This evening session will start with a 20′ theoretical introduction on sample preparation for some of the advanced experimental methods in structural biology, including serial crystallography and cryoEM (see the abstract below). 

After the lecture, the session will continue with a demo on automatic crystallization setup and all brought samples will be put to crystallize. 
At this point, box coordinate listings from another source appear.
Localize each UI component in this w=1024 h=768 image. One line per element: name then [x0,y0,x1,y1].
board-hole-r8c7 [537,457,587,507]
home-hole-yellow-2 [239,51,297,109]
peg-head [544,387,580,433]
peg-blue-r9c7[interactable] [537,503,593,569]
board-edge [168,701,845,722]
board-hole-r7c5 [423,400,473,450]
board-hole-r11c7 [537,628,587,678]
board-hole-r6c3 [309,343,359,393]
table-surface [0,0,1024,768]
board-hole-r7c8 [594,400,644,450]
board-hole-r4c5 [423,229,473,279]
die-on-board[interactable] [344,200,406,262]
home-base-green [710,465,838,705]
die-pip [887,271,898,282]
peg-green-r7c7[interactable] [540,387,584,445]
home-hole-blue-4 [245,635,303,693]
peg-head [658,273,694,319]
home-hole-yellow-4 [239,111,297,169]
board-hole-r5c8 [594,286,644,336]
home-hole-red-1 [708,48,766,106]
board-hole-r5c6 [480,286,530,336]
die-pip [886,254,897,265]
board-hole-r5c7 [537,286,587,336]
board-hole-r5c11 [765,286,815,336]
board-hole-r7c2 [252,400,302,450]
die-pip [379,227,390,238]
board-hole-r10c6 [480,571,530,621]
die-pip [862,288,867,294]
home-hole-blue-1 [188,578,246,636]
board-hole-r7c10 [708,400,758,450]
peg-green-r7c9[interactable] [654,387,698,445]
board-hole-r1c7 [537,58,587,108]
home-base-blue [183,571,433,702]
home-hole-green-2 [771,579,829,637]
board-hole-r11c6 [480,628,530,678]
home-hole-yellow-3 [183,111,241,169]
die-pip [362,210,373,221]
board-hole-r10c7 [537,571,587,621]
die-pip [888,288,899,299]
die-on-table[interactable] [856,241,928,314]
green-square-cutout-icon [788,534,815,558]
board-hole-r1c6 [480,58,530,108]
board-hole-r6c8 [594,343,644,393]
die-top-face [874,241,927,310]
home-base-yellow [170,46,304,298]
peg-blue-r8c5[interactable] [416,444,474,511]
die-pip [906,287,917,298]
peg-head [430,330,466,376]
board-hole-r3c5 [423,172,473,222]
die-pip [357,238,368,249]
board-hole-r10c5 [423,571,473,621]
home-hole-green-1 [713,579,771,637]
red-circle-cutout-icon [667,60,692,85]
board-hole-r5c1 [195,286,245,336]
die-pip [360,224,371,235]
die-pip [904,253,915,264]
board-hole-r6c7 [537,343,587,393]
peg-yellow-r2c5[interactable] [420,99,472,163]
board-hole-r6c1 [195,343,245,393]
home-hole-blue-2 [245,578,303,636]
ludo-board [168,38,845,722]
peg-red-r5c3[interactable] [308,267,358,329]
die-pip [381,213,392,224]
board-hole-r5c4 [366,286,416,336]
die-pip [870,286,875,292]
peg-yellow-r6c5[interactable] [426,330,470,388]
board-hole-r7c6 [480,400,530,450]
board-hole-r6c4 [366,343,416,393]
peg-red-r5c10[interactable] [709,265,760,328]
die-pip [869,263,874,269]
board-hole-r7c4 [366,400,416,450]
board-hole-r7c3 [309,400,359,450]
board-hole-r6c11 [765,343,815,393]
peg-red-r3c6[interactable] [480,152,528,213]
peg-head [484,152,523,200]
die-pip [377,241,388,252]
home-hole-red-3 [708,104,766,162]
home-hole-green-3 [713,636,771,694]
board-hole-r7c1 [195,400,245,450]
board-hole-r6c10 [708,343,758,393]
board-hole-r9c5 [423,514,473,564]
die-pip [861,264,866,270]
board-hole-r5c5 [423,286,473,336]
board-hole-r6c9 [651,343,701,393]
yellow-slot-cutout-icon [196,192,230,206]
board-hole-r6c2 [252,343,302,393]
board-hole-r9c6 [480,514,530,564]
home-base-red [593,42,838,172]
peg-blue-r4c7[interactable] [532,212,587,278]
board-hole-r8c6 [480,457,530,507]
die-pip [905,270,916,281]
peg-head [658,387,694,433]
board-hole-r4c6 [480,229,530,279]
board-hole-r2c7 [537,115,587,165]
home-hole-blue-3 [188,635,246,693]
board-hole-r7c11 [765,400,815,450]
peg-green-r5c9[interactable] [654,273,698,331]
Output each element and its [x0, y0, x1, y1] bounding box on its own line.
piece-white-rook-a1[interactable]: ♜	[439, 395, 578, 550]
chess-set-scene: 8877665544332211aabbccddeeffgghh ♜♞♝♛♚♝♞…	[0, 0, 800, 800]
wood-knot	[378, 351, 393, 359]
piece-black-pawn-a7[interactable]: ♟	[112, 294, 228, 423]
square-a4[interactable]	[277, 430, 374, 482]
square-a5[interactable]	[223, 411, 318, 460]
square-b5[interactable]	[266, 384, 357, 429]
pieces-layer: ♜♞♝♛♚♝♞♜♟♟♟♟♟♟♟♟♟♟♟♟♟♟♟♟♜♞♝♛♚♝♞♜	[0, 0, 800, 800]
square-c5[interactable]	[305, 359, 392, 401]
A1_L2 Preparing crystal samples for advanced crystallographic methods

Patrick D. Shaw Stewart, Stefan A. Kolek, Jack Stubbs, Peter Baldock

Douglas Instruments Ltd,

Douglas House, East Garston, Berkshire, RG17 7HD, UK

 
 

 

Advanced crystallographic methods require diffracting crystals of specific sizes – very small for microED, small and uniform for serial data collection, and very large for neutron diffraction.  Microseeding into the metastable zone of the crystallization phase diagram allows the number and size of crystals to be controlled.  We recommend the same fundamental work-flow for preparing crystal samples for these three data-collection methods: (1) identify metastable conditions in a microbatch-under-oil format where microseeding is effective; (2) construct a simple phase diagram in microbatch; (3) scale up experiments in a microbatch format (this is much easier than scaling up in vapor diffusion).  Case studies will be shown together with suggestions for tailoring the approach to the individual data-collection methods.